No hay mirada más desvalida
que aquella que no se halla a sí misma
ante un puente perdido
cuando la pasión germina
sus capullos y sus fuentes
La memoria recobra entonces
miles de peces en sus redes
Desde el lastre que arrastramos todos
por la calzada de la ida
El azote que nos sorprende vulnerables
y a descampado
como una lluvia repentina
Ese brazo roto que ocultamos todos
Pero sobre todo
a la que bajó conmigo
al sótano de mis flaquezas
como lo hacen dos que lloran juntos
abrazados en la lluvia
Ésa que está con uno siempre
y de cualquier manera
pues de aquí a allá sólo existe
el puente desvelado de tus brazos
Ocurre que yo solo hallo paz y serenidad
entre el laberinto inmenso de tu abrazo.
Yo prefiero el fuego
por el agua que viene contigo
Yo prefiero el fuego
por el agua que me das.
©Marcos Reyes Dávila

El autor es miembro de la facultad de la Universidad de Puerto Rico en Humacao. Es editor de la Revista Exégesis y mantiene el blog Las letras de fuego.
Inobjetable poema, con metáforas preciosas, opino como Marinín, me recuerda el amor de madre, quizás el único amor del que gozamos plenamente, al menos aquellos que la tuvimos.
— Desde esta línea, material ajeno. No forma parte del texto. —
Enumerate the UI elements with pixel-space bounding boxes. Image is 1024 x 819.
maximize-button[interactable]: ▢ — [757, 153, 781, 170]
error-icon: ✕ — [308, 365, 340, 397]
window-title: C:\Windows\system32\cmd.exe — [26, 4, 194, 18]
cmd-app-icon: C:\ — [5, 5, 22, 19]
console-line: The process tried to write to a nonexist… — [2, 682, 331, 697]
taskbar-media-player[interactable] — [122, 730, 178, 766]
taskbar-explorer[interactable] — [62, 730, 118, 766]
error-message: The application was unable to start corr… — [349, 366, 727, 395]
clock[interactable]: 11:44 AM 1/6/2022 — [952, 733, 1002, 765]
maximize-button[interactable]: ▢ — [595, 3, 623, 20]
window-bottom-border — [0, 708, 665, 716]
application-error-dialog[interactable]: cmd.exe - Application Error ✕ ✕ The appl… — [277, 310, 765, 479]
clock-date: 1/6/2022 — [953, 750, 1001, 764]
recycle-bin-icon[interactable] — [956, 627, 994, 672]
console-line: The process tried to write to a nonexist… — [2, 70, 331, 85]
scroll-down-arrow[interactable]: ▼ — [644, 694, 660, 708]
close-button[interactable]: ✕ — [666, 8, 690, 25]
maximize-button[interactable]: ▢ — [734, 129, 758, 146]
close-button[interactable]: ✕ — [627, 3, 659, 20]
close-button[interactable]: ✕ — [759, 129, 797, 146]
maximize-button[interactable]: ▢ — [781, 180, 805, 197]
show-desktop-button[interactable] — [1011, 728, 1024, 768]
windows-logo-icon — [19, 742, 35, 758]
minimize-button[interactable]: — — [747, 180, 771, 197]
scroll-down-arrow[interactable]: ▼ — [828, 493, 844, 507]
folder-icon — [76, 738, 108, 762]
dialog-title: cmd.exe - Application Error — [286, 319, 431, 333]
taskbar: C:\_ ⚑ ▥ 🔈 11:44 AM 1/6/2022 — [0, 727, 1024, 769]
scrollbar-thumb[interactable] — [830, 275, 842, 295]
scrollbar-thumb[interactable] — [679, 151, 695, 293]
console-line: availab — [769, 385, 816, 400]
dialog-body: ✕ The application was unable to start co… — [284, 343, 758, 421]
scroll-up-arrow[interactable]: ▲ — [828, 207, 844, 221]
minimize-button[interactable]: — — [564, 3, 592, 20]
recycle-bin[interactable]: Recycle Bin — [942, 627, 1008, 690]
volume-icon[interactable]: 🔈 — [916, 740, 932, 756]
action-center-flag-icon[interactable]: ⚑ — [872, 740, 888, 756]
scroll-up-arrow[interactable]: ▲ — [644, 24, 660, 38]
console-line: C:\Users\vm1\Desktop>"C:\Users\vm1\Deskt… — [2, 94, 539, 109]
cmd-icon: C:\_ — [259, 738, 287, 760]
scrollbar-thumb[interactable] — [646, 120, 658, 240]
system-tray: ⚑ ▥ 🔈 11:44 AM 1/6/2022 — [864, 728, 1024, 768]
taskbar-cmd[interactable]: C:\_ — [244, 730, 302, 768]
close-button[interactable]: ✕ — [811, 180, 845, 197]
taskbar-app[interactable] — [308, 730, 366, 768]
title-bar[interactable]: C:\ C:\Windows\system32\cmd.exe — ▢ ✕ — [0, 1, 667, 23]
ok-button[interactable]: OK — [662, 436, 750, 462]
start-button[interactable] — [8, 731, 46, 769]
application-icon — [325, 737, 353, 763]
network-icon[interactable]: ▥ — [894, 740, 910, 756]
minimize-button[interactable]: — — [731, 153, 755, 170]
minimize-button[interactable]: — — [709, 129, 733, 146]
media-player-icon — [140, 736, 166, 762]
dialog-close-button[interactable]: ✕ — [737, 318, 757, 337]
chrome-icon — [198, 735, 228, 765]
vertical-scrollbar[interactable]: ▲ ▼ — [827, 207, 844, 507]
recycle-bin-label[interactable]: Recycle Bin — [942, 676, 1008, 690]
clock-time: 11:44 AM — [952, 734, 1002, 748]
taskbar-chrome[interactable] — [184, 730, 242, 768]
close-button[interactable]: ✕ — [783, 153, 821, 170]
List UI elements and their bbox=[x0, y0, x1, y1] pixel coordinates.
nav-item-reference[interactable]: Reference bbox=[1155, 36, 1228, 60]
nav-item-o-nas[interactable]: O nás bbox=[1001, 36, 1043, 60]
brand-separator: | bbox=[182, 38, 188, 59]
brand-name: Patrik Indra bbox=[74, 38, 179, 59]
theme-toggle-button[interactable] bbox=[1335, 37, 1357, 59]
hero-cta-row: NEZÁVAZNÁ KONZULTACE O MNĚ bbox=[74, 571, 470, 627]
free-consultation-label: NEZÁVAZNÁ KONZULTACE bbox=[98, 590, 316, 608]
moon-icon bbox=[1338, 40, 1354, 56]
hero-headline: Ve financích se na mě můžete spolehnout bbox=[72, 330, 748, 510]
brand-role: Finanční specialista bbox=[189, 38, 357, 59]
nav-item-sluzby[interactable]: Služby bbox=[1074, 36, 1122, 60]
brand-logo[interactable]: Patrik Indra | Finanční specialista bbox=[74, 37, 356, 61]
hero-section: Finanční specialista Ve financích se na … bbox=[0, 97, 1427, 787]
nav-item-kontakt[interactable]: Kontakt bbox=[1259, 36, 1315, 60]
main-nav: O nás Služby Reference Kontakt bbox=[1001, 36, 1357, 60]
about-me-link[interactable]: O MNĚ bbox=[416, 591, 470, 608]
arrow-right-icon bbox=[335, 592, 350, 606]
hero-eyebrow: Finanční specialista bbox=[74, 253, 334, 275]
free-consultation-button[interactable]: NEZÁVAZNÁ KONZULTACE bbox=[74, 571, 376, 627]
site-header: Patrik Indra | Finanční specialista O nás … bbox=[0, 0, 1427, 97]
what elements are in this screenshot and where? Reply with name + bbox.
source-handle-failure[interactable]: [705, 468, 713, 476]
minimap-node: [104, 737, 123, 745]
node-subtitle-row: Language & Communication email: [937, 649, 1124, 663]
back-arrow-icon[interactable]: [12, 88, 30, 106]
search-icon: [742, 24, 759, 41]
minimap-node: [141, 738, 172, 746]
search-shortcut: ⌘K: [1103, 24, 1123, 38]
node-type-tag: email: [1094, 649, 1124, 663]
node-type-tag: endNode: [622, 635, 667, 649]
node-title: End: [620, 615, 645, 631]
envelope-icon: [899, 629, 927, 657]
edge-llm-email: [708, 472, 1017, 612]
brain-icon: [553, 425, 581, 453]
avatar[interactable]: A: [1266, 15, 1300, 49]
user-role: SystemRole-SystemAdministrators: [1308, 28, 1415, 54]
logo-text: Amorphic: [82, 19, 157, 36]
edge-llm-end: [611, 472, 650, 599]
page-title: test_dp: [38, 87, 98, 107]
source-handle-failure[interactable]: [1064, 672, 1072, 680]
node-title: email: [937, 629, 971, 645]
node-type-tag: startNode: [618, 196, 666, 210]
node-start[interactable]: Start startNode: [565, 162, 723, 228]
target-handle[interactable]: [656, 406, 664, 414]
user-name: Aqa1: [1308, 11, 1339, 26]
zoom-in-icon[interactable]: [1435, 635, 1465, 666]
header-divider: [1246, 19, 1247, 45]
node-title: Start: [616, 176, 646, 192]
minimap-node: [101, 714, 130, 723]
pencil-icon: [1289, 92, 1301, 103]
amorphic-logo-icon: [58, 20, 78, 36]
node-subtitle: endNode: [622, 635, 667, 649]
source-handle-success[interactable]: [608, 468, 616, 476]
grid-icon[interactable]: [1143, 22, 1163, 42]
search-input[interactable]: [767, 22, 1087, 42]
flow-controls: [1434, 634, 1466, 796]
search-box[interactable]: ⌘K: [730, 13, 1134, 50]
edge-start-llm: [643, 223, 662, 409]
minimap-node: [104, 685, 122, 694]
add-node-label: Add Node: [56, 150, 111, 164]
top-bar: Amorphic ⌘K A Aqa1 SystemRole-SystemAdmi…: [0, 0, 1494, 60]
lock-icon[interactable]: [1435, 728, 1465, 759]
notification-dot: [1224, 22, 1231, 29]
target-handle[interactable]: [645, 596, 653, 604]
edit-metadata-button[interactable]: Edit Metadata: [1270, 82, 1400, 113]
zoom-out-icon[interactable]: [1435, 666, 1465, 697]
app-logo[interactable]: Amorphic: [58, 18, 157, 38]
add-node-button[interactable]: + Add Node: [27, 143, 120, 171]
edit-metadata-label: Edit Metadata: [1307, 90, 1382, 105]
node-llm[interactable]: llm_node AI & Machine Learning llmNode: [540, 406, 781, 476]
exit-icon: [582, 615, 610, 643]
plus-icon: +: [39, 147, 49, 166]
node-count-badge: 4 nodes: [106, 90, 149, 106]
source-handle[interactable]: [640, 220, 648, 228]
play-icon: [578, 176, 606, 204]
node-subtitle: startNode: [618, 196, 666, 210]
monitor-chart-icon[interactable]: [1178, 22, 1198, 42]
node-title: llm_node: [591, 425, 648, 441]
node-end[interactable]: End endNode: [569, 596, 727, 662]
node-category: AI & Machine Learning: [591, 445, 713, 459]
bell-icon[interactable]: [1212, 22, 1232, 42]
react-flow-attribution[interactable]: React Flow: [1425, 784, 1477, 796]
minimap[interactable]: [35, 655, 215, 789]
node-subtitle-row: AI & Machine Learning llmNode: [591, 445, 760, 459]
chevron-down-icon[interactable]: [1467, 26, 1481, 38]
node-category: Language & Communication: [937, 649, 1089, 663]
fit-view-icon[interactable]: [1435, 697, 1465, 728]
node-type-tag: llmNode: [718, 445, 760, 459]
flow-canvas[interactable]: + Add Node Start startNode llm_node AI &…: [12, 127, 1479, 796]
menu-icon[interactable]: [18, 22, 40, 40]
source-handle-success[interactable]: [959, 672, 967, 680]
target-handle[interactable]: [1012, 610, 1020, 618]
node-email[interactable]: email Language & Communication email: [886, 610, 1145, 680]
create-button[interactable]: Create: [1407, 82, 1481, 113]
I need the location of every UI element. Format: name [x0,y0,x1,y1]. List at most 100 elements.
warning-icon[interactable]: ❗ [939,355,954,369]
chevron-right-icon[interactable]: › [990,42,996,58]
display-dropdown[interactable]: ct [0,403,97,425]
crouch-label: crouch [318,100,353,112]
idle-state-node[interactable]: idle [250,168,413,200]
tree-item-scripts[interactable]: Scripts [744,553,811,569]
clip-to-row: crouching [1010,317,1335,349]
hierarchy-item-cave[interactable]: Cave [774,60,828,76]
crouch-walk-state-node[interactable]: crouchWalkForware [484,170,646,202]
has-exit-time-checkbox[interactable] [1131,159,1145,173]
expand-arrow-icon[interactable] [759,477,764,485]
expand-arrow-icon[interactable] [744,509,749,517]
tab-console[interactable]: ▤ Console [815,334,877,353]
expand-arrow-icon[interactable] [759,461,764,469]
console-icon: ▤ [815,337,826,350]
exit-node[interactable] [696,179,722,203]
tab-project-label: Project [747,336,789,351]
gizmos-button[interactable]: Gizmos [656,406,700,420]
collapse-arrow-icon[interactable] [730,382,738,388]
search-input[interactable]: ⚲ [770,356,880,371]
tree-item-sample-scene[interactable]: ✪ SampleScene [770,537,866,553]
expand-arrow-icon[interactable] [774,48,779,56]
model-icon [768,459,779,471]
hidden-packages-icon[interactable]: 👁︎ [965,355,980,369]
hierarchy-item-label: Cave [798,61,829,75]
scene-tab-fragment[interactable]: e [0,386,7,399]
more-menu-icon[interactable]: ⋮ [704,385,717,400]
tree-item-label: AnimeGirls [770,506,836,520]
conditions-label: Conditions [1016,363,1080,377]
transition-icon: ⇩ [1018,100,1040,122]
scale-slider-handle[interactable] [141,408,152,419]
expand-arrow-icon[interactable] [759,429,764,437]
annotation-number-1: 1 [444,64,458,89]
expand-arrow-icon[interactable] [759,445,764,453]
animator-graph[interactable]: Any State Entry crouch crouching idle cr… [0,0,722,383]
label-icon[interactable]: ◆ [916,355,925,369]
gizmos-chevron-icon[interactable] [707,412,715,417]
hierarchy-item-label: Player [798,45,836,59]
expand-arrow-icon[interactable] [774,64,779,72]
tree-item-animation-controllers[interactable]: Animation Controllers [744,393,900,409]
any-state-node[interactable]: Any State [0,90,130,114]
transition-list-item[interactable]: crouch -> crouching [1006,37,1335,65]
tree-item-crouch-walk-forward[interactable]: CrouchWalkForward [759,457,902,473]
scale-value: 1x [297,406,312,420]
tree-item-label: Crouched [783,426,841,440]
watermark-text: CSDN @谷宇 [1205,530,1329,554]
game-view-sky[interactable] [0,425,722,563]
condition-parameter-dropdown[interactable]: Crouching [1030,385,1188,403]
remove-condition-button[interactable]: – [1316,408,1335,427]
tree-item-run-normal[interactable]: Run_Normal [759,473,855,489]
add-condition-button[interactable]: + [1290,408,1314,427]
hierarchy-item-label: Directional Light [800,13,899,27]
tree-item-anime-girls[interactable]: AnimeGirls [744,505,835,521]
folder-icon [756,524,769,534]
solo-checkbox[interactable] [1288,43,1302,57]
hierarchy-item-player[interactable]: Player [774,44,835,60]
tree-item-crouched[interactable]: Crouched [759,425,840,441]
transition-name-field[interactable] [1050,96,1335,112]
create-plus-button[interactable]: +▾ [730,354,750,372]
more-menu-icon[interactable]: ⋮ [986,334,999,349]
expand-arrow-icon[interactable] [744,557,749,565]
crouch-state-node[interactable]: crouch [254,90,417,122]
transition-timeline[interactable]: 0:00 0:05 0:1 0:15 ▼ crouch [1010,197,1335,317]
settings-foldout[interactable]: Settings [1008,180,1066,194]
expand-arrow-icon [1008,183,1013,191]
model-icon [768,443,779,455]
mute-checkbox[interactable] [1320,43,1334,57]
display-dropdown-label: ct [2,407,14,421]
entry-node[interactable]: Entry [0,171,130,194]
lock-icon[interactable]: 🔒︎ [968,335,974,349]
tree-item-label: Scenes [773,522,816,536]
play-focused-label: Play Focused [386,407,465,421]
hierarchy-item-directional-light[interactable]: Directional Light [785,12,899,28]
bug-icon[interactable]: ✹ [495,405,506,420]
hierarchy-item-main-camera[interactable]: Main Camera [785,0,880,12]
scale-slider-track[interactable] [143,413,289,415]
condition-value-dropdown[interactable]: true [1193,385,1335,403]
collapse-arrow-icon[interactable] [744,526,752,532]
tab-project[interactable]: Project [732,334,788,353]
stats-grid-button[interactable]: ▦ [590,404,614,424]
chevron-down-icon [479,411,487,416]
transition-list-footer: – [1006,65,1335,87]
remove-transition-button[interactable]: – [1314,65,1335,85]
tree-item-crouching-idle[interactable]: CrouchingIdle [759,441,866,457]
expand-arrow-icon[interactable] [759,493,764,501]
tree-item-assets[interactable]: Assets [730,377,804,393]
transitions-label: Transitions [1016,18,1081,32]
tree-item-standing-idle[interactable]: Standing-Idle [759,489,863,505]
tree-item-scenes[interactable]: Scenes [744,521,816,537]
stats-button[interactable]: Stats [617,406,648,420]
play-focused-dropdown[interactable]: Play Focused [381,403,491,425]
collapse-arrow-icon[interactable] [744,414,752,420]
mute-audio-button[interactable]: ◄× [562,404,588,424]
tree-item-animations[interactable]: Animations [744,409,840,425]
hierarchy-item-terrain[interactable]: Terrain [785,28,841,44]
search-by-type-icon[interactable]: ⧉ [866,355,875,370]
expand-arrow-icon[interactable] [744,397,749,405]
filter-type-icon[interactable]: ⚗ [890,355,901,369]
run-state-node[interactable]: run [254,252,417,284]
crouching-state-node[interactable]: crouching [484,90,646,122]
Y es cierto, que todos arrastramos un lastre y escondemos el brazo roto, como bien dices. ¿Por qué si somos vulnerables hay que empeñarse con ser “héroe”? Si en algún lugar todavía conservamos la locura de ser dioses…
Aplausos con estrambote!
Gloria
Un amor perdido que nos trae memorias, que nos conoce tan bien hasta nuestros defectos, que es balsamo en la tristeza y momentos dificiles, lafrase de “el puente desvelado de tus brazos” y “la mirada desvalida que no se haya a si misma ante el puente perdido” me sugiere que es el llanto ante la perdida del unico amor incondicional: el de una madre. Si no es eso, de todas maneras es hermoso!